In the initial article from November 2020, we have forecasted an new cycle higher from an important bottom in April 2020. We were right. Indeed, the prices have extended to the new all-time highs by printing a top at 73.74. Then, in December 2021, we were expecting more upside within bullish sequence towards 95.99-112.82 area. Again, we were right. Another bullish cycle has brought the prices towards 90.69 highs in April 2022. Now, Soybeans a pulling back and provide an opportunity to join the rally. Here, we discuss the wave structure of ZL #F, incomplete bullish sequence, buying setup and the targets. .

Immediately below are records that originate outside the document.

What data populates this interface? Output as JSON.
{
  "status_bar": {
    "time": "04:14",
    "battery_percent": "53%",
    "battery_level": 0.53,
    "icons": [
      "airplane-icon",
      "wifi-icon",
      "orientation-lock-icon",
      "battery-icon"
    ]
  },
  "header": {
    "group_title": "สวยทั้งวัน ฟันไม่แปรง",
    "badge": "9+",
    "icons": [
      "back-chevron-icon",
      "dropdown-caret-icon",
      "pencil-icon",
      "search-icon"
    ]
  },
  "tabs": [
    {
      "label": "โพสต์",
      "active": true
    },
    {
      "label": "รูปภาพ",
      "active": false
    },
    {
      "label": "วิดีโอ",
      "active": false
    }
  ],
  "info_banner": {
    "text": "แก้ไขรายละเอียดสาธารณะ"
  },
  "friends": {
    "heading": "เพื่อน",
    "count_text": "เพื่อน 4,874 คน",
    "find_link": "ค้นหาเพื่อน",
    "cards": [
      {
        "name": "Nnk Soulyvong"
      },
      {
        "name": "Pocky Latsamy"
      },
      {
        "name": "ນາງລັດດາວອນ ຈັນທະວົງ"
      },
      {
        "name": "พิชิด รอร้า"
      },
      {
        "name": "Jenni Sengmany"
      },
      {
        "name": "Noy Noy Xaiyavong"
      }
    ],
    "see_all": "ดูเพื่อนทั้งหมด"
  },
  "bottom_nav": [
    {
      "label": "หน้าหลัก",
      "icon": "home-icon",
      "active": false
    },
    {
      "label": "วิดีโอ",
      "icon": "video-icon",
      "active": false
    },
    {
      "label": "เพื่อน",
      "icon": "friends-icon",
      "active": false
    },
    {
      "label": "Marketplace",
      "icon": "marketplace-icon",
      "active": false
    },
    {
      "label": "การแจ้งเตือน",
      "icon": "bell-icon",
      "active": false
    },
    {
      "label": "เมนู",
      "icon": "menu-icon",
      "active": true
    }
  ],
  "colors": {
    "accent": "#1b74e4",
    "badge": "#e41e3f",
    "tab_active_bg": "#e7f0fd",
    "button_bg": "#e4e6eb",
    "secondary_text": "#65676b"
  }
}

Soybean Oil Quarterly Elliott Wave Analysis 04.19.2023
The quarterly chart below shows the soybean oil front contract ZL #F. From the all-time lows, the prices have developed a cycle higher in blue wave (w) of a super cycle degree. It has ended in March 2008 at 71.23. From the highs, a correction lower in wave (x) has unfolded as an Elliott Wave zigzag pattern. In 12 years, ZL #F has become cheaper by more than 60% reaching 24.64 level. It is the preferred view that an important bottom on April 2020 has been set and the blue wave (x) has ended. From the lows, a ney cycle up in wave (y) has been confirmed by breaking above 71.23 highs. In shorter cycles, red wave w of wave (y) has ended. Now, pullback in wave x is taking place. Based on the bullish sequence, current dip should find support in 3, 7, 11 swings for another extension higher in red wave y of blue wave (y). Therefore, investors and traders can be looking to buy it in 3 swings off the top. Target is 95.99-112.82 area.
Soybean Oil Weekly Elliott Wave Analysis 04.19.2023
The weekly chart below shows in more detail the advance from the April 2020 lows in 3 swings of red wave w and the ongoing pullback in red wave x. From the bottom at 24.64, red wave w higher has unfolded as a zigzag structure. Hereby, 3rd swing in black wave ((C)) has not reached 100% extension and shows truncation. From the 90.69 highs in April 2022, a pullback lower in red wave x unfolds as another zigzag structure. Firstly, black wave ((A)) has ended in July 2022 at 56.68 lows. Then, a connector in black wave ((B)) has printed a lower high in November 2022 at 78.64. From there, black wave ((C)) has broken 56.68 lows opening up a bearish sequence. Now, expect ZL #F to reach into the 44.67-24.64 buying area. There, investors and traders should be waiting to go long. As next, blue box area should provoke a reaction higher in black wave ((A)) of red wave y.